The Town as an Open Source project

It’s happening… :slight_smile:

Joe, thanks for a clear and articulate explanation of OS in the software world. You really have made a good case for sharing: I am giving you an extra +50 reputation for advocacy.

Now, onto your question. Urban planning proper is politically loaded, because zoning choices and the like shift a lot of money around. Opening up the process, while it could certainly generate a lot of brilliant ideas, is also likely to ignite conflict. Also, and critically, the legals are much less clear in town design than they are in the software world, where brilliant lawyers have developes an array of licenses to enable sharing in the sense you describe.
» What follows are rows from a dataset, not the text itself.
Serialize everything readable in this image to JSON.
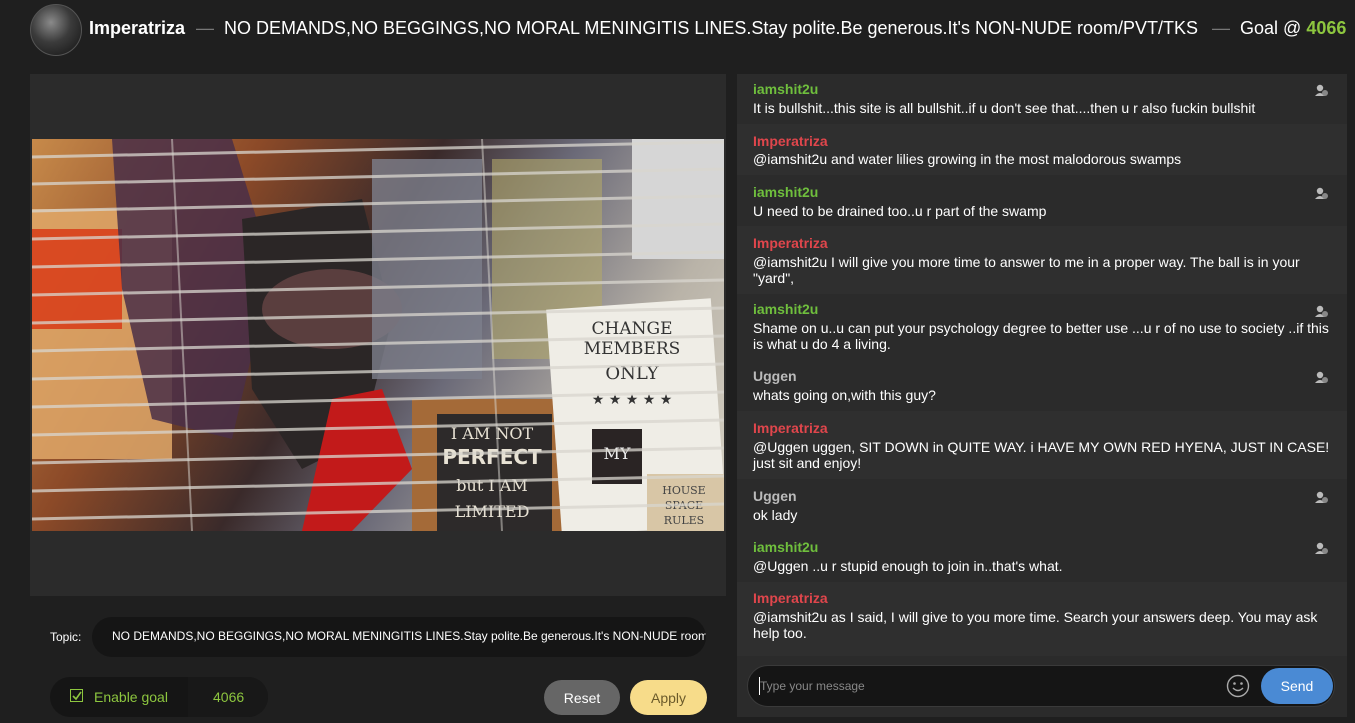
{
  "header": {
    "username": "Imperatriza",
    "separator": "—",
    "topic": "NO DEMANDS,NO BEGGINGS,NO MORAL MENINGITIS LINES.Stay polite.Be generous.It's NON-NUDE room/PVT/TKS",
    "goal_label": "Goal @",
    "goal_value": "4066",
    "goal_color": "#8dc63f"
  },
  "video": {
    "sign_text": "CHANGE MEMBERS ONLY",
    "sign_stars": "★ ★ ★ ★ ★",
    "sign2_line1": "I AM NOT",
    "sign2_line2": "PERFECT",
    "sign2_line3": "but I AM",
    "sign2_line4": "LIMITED",
    "sign3_text": "MY",
    "sign4_text": "HOUSE SPACE RULES"
  },
  "topic_row": {
    "label": "Topic:",
    "value": "NO DEMANDS,NO BEGGINGS,NO MORAL MENINGITIS LINES.Stay polite.Be generous.It's NON-NUDE room/PVT/TKS"
  },
  "goal_row": {
    "checkbox_label": "Enable goal",
    "value": "4066",
    "reset_label": "Reset",
    "apply_label": "Apply"
  },
  "chat": {
    "messages": [
      {
        "user": "iamshit2u",
        "text": "It is bullshit...this site is all bullshit..if u don't see that....then u r also fuckin bullshit"
      },
      {
        "user": "Imperatriza",
        "text": "@iamshit2u and water lilies growing in the most malodorous swamps"
      },
      {
        "user": "iamshit2u",
        "text": "U need to be drained too..u r part of the swamp"
      },
      {
        "user": "Imperatriza",
        "text": "@iamshit2u I will give you more time to answer to me in a proper way. The ball is in your \"yard\","
      },
      {
        "user": "iamshit2u",
        "text": "Shame on u..u can put your psychology degree to better use ...u r of no use to society ..if this is what u do 4 a living."
      },
      {
        "user": "Uggen",
        "text": "whats going on,with this guy?"
      },
      {
        "user": "Imperatriza",
        "text": "@Uggen uggen, SIT DOWN in QUITE WAY. i HAVE MY OWN RED HYENA, JUST IN CASE! just sit and enjoy!"
      },
      {
        "user": "Uggen",
        "text": "ok lady"
      },
      {
        "user": "iamshit2u",
        "text": "@Uggen ..u r stupid enough to join in..that's what."
      },
      {
        "user": "Imperatriza",
        "text": "@iamshit2u as I said, I will give to you more time. Search your answers deep. You may ask help too."
      }
    ],
    "input_placeholder": "Type your message",
    "send_label": "Send"
  },
  "colors": {
    "green_user": "#6fbf3d",
    "red_user": "#e0464c",
    "gray_user": "#bbbbbb",
    "send_button": "#4a8ad4",
    "apply_button": "#f7dc8a"
  }
}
That said, in many countries a variant of British project Fixmystreet has been implemented. It works like a sort of “open debugging” of the town; you notice some problem (a hole in the road, a malfunctioning street lamp, a vandalized garbage bin), you fire up a web app and signal the problem. Fixmystreet knows the names and email addresses of every public official in charge of street maintenance in the country, so it informs her of the problem. You, the citizen, can also track the resolution of the issue you have flagged. This is now a fairly standard tool in the Open Government toolbox.

There are also more creative approaches to what you describe. Another Edgeryder from Italy, Augusto, is trying to transform not the physical city, but the experience of the city (with stuff like urban picnics, free hugs etc.) in an open source-ish way. Check out what he is doing.